Kylian hocha la tête et obliqua vers un coin d'attente où se trouvaient des fauteuils. Il y déposa Chloé. Il souffla un moment, se demandant s'il n'aurait pas dû dire au taxi de l'attendre car il lui fallait désormais retourner chercher son scooter.

Un homme qui lui paraissait familier déboucha d'un ascenseur en boutonnant sa veste et se dirigea vers lui.

— Bonjour Monsieur Kylian, dit-il. Elle va bien ?

— Je pense qu'elle a juste un peu trop bu, répondit Kylian.

Alors que le nouveau venu se penchait vers Chloé, Kylian se rappelant finalement qui était cet homme. C'était leur chauffeur quand ils étaient allés à Londres quelques semaines auparavant. Adrien l'avait dénommé Jean. Celui-ci commença à redresser la fille du maire, mais il était évident, au vu de son gabarit, qu'il aurait du mal à la porter jusqu'à sa chambre. En soupirant, Kylian entreprit de lui donner un coup de main.

Soutenant la jeune femme, ils se dirigèrent vers un ascenseur de service qui s'ouvrit grâce à la clé de l'employé. Ils montèrent au dernier étage et débouchèrent dans une grand et luxueux appartement. Jean les guida vers la chambre de Chloé et ils la déposèrent sur le lit.

Pendant que Kylian regardait avec curiosité l'immense pièce où logeait cette fille gâtée, Jean sortit un téléphone portable de sa poche et lança un appel :

— Tu peux venir chez la petite ? demanda-t-il.

Il raccrocha et précisa pour Kylian :

— Ma femme va s'occuper d'elle.

Kylian fit signe qu'il avait compris et se dirigea vers la sortie. On n'avait plus besoin de lui. Dans le couloir, il tomba sur un homme qu'il mit deux secondes à reconnaître. C'était le maire de Paris, vêtu d'une veste d'intérieur sur un pyjama. Le maître de maison parut d'abord interloqué avant de regarder sévèrement Kylian. Il n'était manifestement pas ravi de le voir émerger de la chambre de sa fille.

— Puis-je savoir qui vous êtes ? demanda-t-il froidement.

Avant que Kylian puisse répondre, Jean se faufila à son côté et intervint :

— Monsieur Kylian est l'ami de Monsieur Adrien. Il a ramené Chloé qui était fatiguée.

Le visage du maire s'éclaira et se fit beaucoup plus souriant.

— Oh, ce Kylian-là ! Enchanté de faire votre connaissance, assura-t-il d'une voix onctueuse en tendant sa main à serrer. Merci d'avoir fait le détour. Chloé va bien ? demanda-t-il ensuite en se tournant vers Jean.

— Oui, Monsieur. Elle est juste épuisée. Voici Madeleine qui va l'aider à se coucher.

Une femme blonde arrivait effectivement en petits pas pressés par le corridor où ils se s'entassaient. Discrètement entraîné par Jean, Kylian la croisa et se dirigea vers l'office par lequel il était arrivé. Dans l'ascenseur, Jean demanda :

— Qu'est-ce qui s'est passé ? Pourquoi était-elle avec vous ?

— Je crois que son copain l'a quitté, expliqua Kylian.

— Beaucoup de glace à la vanille, murmura son vis-à-vis.

— Pardon ?

— Non, rien. Merci d'être allé la chercher.

— C'est normal, répondit poliment Kylian.

— Je peux vous faire raccompagner chez vous ?

— Euh, non, il faut que je retourne chercher mon scooter là où j'ai récupéré Chloé.

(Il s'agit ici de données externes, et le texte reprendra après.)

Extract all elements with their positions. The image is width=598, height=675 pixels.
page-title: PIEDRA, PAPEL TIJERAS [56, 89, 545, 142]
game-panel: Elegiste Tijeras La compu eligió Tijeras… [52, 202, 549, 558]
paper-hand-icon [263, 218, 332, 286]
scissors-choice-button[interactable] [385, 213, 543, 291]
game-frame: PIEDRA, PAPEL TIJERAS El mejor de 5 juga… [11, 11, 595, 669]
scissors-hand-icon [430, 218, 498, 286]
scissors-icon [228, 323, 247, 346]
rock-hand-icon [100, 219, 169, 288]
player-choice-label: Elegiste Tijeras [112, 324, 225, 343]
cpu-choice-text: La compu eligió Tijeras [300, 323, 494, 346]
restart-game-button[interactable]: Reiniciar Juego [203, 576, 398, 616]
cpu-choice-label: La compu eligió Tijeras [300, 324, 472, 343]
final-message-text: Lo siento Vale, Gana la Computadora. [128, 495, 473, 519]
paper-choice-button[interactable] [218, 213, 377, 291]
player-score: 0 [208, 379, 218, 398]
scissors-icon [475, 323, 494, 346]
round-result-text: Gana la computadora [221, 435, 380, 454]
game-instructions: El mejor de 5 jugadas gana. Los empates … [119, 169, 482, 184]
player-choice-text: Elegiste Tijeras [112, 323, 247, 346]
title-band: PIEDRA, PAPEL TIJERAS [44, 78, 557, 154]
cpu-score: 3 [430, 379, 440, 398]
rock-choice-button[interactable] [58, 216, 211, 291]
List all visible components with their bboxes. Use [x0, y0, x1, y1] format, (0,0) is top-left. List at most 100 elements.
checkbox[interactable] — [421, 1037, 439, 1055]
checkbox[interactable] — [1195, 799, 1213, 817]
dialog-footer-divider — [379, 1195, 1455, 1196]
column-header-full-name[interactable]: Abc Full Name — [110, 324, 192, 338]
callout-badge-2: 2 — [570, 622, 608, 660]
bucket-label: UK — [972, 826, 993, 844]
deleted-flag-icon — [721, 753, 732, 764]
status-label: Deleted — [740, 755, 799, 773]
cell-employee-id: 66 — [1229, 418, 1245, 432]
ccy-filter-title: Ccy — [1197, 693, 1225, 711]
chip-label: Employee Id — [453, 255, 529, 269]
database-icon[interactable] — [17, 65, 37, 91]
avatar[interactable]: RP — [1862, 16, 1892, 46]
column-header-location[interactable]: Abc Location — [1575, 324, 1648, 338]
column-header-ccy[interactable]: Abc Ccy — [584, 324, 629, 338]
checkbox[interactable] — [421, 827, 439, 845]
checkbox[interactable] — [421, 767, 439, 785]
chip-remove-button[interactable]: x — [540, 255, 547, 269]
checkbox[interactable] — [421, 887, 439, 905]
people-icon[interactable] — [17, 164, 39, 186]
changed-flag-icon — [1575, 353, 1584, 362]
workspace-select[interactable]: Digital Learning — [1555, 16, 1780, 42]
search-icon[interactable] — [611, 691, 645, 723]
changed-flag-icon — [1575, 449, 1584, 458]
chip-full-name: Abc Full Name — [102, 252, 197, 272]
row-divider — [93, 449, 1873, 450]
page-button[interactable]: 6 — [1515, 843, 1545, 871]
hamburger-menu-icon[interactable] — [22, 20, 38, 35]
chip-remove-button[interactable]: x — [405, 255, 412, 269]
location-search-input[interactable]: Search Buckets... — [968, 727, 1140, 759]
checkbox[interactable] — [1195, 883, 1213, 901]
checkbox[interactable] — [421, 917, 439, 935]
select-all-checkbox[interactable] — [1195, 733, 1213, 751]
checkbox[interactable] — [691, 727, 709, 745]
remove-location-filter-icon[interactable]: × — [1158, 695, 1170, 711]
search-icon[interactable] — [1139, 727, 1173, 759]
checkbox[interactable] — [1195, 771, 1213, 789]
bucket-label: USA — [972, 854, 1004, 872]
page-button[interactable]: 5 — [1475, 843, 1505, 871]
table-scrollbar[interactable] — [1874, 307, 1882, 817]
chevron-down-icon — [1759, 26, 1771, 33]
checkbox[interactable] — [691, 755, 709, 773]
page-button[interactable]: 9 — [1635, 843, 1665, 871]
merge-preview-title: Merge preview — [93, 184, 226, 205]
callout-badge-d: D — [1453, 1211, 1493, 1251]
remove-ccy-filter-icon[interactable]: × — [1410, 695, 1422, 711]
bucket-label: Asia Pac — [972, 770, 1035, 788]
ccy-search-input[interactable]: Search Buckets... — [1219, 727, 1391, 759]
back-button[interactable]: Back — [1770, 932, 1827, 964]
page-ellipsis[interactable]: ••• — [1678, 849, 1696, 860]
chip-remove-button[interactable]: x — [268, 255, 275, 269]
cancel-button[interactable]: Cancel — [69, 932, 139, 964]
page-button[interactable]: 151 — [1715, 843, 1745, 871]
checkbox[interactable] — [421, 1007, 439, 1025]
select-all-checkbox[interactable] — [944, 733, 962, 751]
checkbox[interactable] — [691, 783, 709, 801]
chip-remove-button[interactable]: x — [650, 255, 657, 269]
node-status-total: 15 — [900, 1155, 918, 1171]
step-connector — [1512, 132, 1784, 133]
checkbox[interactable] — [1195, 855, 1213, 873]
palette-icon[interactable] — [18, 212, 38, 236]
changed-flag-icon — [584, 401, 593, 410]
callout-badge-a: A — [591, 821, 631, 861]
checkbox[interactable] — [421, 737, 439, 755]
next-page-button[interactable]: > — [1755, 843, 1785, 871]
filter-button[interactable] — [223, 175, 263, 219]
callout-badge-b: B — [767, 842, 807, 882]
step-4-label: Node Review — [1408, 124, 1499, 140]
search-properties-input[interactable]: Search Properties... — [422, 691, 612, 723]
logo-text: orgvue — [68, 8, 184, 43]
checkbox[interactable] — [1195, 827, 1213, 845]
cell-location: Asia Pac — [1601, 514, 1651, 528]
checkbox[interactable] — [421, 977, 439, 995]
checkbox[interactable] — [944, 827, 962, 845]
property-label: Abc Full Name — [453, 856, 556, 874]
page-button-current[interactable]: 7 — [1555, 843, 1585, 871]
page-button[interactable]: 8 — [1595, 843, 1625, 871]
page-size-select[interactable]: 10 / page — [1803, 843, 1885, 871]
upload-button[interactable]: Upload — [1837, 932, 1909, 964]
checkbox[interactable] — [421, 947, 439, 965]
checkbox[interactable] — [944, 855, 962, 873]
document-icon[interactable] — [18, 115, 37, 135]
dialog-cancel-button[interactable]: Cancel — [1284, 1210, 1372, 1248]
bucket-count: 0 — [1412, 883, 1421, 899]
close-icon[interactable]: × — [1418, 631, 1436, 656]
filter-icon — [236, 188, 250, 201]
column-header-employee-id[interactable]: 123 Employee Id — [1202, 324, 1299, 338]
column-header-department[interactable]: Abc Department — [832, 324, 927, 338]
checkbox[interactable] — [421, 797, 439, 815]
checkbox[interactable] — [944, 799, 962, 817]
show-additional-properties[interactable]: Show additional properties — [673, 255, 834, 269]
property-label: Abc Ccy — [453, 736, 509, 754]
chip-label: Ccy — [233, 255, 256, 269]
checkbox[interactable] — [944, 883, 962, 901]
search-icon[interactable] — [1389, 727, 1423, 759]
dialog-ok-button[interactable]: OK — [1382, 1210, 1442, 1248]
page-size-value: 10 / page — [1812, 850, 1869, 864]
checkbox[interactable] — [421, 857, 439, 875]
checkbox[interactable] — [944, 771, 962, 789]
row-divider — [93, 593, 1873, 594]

— Comment êtes-vous venu avec elle ?

— J'ai appelé un taxi. J'ai laissé le portier régler la course, avoua Kylian.

— Vous avez bien fait. Je vais vous faire appeler un chauffeur qui vous amènera là où cela vous arrange le plus.

— Merci.

Alors qu'il attendait sa voiture, Kylian songea qu'en rouvrant son téléphone, Adrien allait halluciner s'il tombait sur des appels ou messages de Chloé l'appelant au secours. Il lui envoya donc le message : « J'ai ramené Chloé chez elle. Tout va bien ».

oOo

En sortant du cinéma – il était tard, ils étaient allés au restaurant avant la séance – Adrien vit qu'il avait de nombreux messages de Chloé sur son téléphone, ainsi qu'un autre de Kylian, envoyé à peine dix minutes auparavant. Il commença par le plus récent. Visiblement, Chloé avait eu besoin de quelque chose, mais Kylian s'en était chargé. Allons bon, qu'est-ce qu'avait encore inventé son amie ?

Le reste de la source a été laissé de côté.